Selain itu, biofuel dapat disesuaikan dengan pemanfaatan sumber daya alam yang tersedia dalam jumlah yang besar di suatu wilayah. Tanaman sawit yang selama ini hanya dimanfaatkan untuk produk minyak goreng adalah salah satu potensi tanaman yang bisa didayagunakan untuk menutupi impor bahan bakar minyak Indonesia yang selama ini masih cukup besar dan menguras devisa negara. Isu B-20 yang sedang diupayakan oleh pemerintah (masih mendapat penolakan berbagai pihak) menjadi sangat penting dirumuskan menjadi sebuah alternatif sumber energi pengganti energi fosil yang selama ini digunakan masyarakat konsumen.
Sedangkan di hari kedua PEF 2018, salah seorang narasumber dari Perancis dan USA juga menyampaikan potensi batu bara dan panas bumi Indonesia yang sangat besar untuk diolah menjadi sumber energi menjadi hal yang tak bisa dinafikkan. Bahkan potensi panas bumi Indonesia yang disampaikan oleh Direktur Geothermal Kementerian ESDM mencapai kurang lebih 23,4 juta Giga Watt, dan dari aspek kebijakan (regulasi) sudah lebih siap dibandingkan yang lain. Walaupun demikian, harus pula dicatat bahwa faktor ketidakberhasilan (unsucess factor) potensi energi panas bumi di beberapa daerah wilayah Sumatera juga harus menjadi perhatian pemerintah cq. Kementerian ESDM.
Segala potensi energi Indonesia yang telah disampaikan oleh para narasumber selama PEF 2018 berlangsung bagaimanapun adalah sebuah penawaran menarik harus ditindaklanjuti secara hati-hati oleh pemangku kepentingan (stakeholders) energi di Indonesia. Kematangan dalam menganalisa potensi dan peluang usaha energi untuk menggerakkan roda perekonomian nasional harus dianalisa dalam berbagai aspek kebijakan lain yang beririsan.

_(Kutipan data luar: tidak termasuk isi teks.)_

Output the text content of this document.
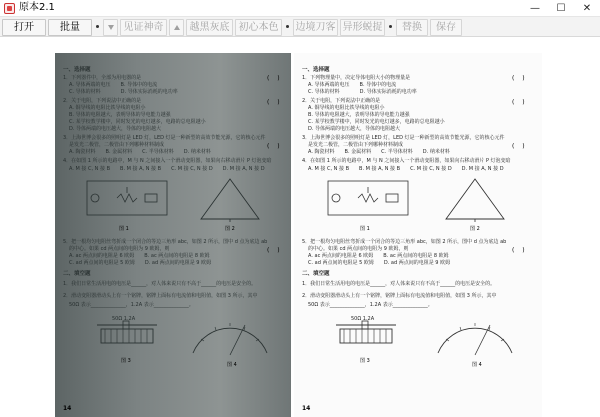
原本2.1	—	☐	✕
打开	批量	见证神奇	越黑灰底 初心本色	边境刀客 异形蜕捉	替换	保存
一、选择题
1．下列器件中，全部为用电器的是	(　 )
A. 导体两端的电压　　B. 导体中的电流
C. 导体的材料　　　　D. 导体实际消耗的电功率
2．关于电阻，下列说法中正确的是	(　 )
A. 铜导线的电阻比铁导线的电阻小
B. 导体的电阻越大，表明导体的导电能力越强
C. 某学校教学楼中，同时发光的电灯越多，电路的总电阻越小
D. 导体两端的电压越大，导体的电阻越大
3．上海世博会很多的照明灯是 LED 灯，LED 灯是一种新型的高效节能光源，它的核心元件
是发光二极管，二极管由下列哪种材料制成	(　 )
A. 陶瓷材料　　B. 金属材料　　C. 半导体材料　　D. 纳米材料
4．在如图 1 所示的电路中，M 与 N 之间接入一个滑动变阻器，如果向右移动滑片 P 灯泡变暗
A. M 接 C, N 接 B　　B. M 接 A, N 接 B　　C. M 接 C, N 接 D　　D. M 接 A, N 接 D
图 1	图 2
5．把一根均匀电阻丝弯折成一个闭合的等边三角形 abc，如图 2 所示，图中 d 点为底边 ab
的中心。如果 cd 两点间的电阻为 9 欧姆，则	(　 )
A. ac 两点间的电阻是 6 欧姆　　B. ac 两点间的电阻是 8 欧姆
C. ad 两点间的电阻是 5 欧姆　　D. ad 两点间的电阻是 9 欧姆
二、填空题
1．我们日常生活用电的电压是______，对人体来说只有不高于______的电压是安全的。
2．滑动变阻器滑动头上有一个铭牌，铭牌上面标有电流值和电阻值，如图 3 所示，其中
50Ω 表示______________，1.2A 表示______________。
50Ω 1.2A
图 3
图 4
14
一、选择题
1．下列物理量中，决定导体电阻大小的物理量是	(　 )
A. 导体两端的电压　　B. 导体中的电流
C. 导体的材料　　　　D. 导体实际消耗的电功率
2．关于电阻，下列说法中正确的是	(　 )
A. 铜导线的电阻比铁导线的电阻小
B. 导体的电阻越大，表明导体的导电能力越强
C. 某学校教学楼中，同时发光的电灯越多，电路的总电阻越小
D. 导体两端的电压越大，导体的电阻越大
3．上海世博会很多的照明灯是 LED 灯，LED 灯是一种新型的高效节能光源，它的核心元件
是发光二极管，二极管由下列哪种材料制成	(　 )
A. 陶瓷材料　　B. 金属材料　　C. 半导体材料　　D. 纳米材料
4．在如图 1 所示的电路中，M 与 N 之间接入一个滑动变阻器，如果向右移动滑片 P 灯泡变暗
A. M 接 C, N 接 B　　B. M 接 A, N 接 B　　C. M 接 C, N 接 D　　D. M 接 A, N 接 D
图 1	图 2
5．把一根均匀电阻丝弯折成一个闭合的等边三角形 abc，如图 2 所示，图中 d 点为底边 ab
的中心。如果 cd 两点间的电阻为 9 欧姆，则	(　 )
A. ac 两点间的电阻是 6 欧姆　　B. ac 两点间的电阻是 8 欧姆
C. ad 两点间的电阻是 5 欧姆　　D. ad 两点间的电阻是 9 欧姆
二、填空题
1．我们日常生活用电的电压是______，对人体来说只有不高于______的电压是安全的。
2．滑动变阻器滑动头上有一个铭牌，铭牌上面标有电流值和电阻值，如图 3 所示，其中
50Ω 表示______________，1.2A 表示______________。
50Ω 1.2A
图 3
图 4
14
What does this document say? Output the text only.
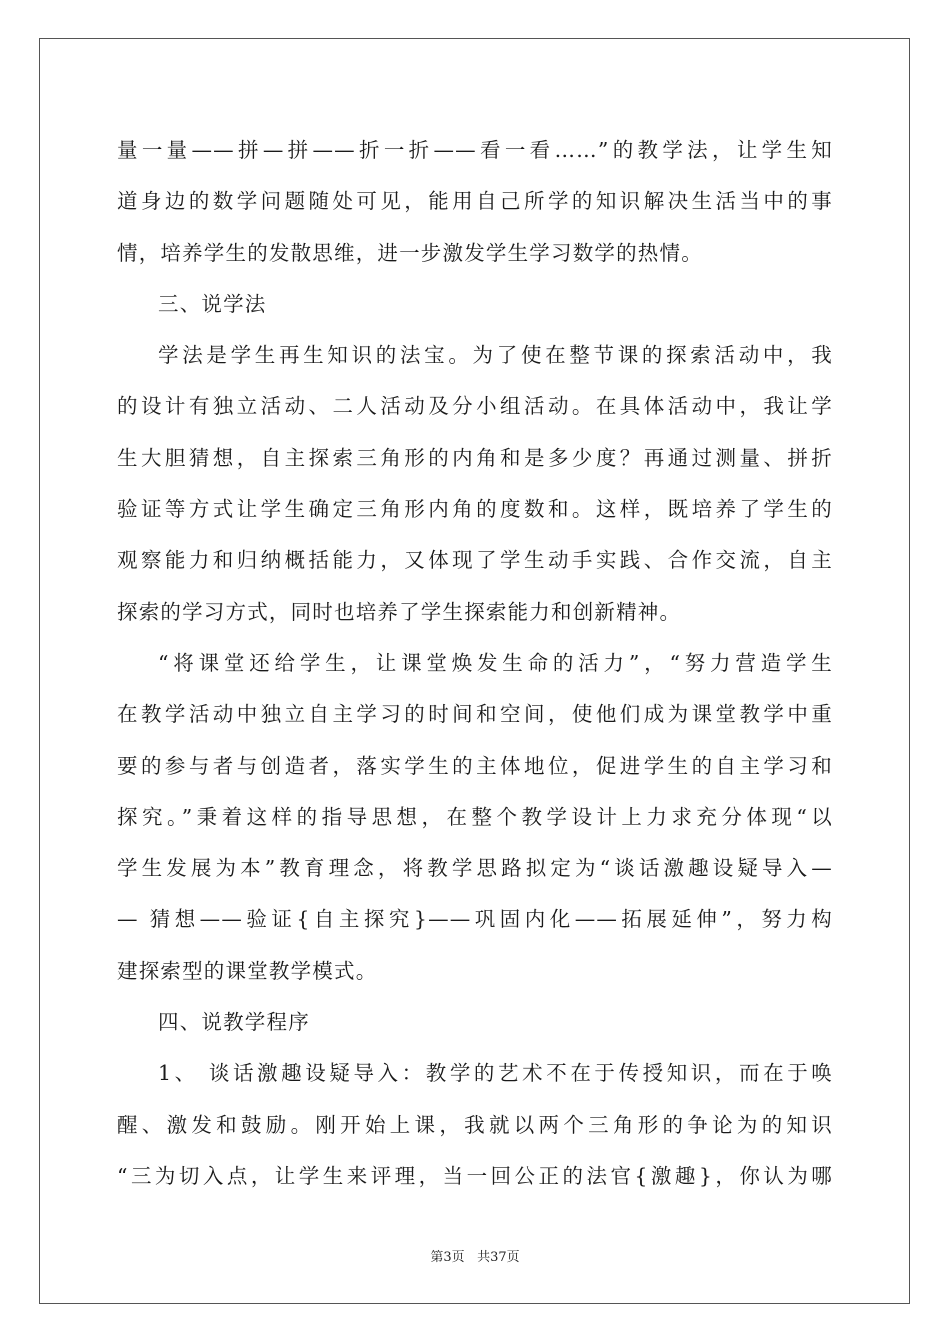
量一量——拼—拼——折一折——看一看……”的教学法，让学生知
道身边的数学问题随处可见，能用自己所学的知识解决生活当中的事
情，培养学生的发散思维，进一步激发学生学习数学的热情。
三、说学法
学法是学生再生知识的法宝。为了使在整节课的探索活动中，我
的设计有独立活动、二人活动及分小组活动。在具体活动中，我让学
生大胆猜想，自主探索三角形的内角和是多少度？再通过测量、拼折
验证等方式让学生确定三角形内角的度数和。这样，既培养了学生的
观察能力和归纳概括能力，又体现了学生动手实践、合作交流，自主
探索的学习方式，同时也培养了学生探索能力和创新精神。
“将课堂还给学生，让课堂焕发生命的活力”，“努力营造学生
在教学活动中独立自主学习的时间和空间，使他们成为课堂教学中重
要的参与者与创造者，落实学生的主体地位，促进学生的自主学习和
探究。”秉着这样的指导思想，在整个教学设计上力求充分体现“以
学生发展为本”教育理念，将教学思路拟定为“谈话激趣设疑导入—
— 猜想——验证{自主探究}——巩固内化——拓展延伸”，努力构
建探索型的课堂教学模式。
四、说教学程序
1、 谈话激趣设疑导入：教学的艺术不在于传授知识，而在于唤
醒、激发和鼓励。刚开始上课，我就以两个三角形的争论为的知识
“三为切入点，让学生来评理，当一回公正的法官{激趣}，你认为哪
第3页 共37页
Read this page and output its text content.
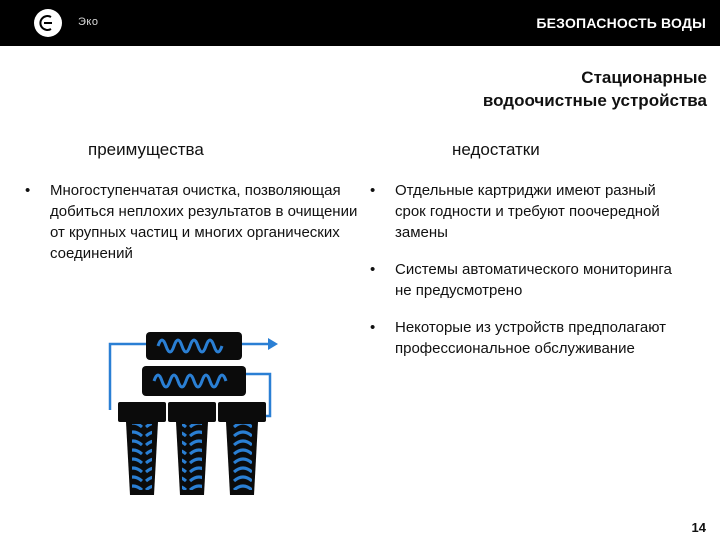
Эко	БЕЗОПАСНОСТЬ ВОДЫ
Стационарные
водоочистные устройства
преимущества	недостатки
• Многоступенчатая очистка, позволяющая добиться неплохих результатов в очищении от крупных частиц и многих органических соединений
• Отдельные картриджи имеют разный срок годности и требуют поочередной замены
• Системы автоматического мониторинга не предусмотрено
• Некоторые из устройств предполагают профессиональное обслуживание
14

Sebagai contoh, bagaimana caranya pemanfaatan sawit yang dilakukan secara massif tidak malah merusak kesuburan tanah dengan kandungan unsur asam (hara/Ph) yang tinggi. Sebab, jika ini tak diperhatikan, maka isu lingkungan menjadi tantangan dan akan menghambat terlaksananya kebijakan biofuel sebagai energi alternatif. Begitu juga halnya dengan potensi energi panas bumi (geothermal) yang merata tersedia karena Indonesia merupakan jalur cincin api (ring of fire) dengan berbagai resiko yang harus dihadapi dalam mengolahnya.
Last but not least, tentu saja eksternalitas kebijakan energi alternatif ini harus disiapkan juga dengan sebaik-baiknya oleh pemerintah, baik untuk produsen energi terlebih lagi adalah untuk masyarakat konsumen. Sebab, hal ini menyangkut kebiasaan atau kultur di zona nyaman dalam memproduksi dan mengkonsumsi bahan bakar minyak dari fosil sebagai sumber energi selama ini. Pergeseran kebiasaan ini tidak saja mengandung konsekuensi pribadi dan sosial, akan tetapi juga berdampak pada aspek ekonomi, yaitu para produsen minyak bumi sumber fosil dan konsumennya yang selama ini mengkonsumsi beserta perlatan dan perlengkapan yang selama tergantung sumber energi fosil tersebut.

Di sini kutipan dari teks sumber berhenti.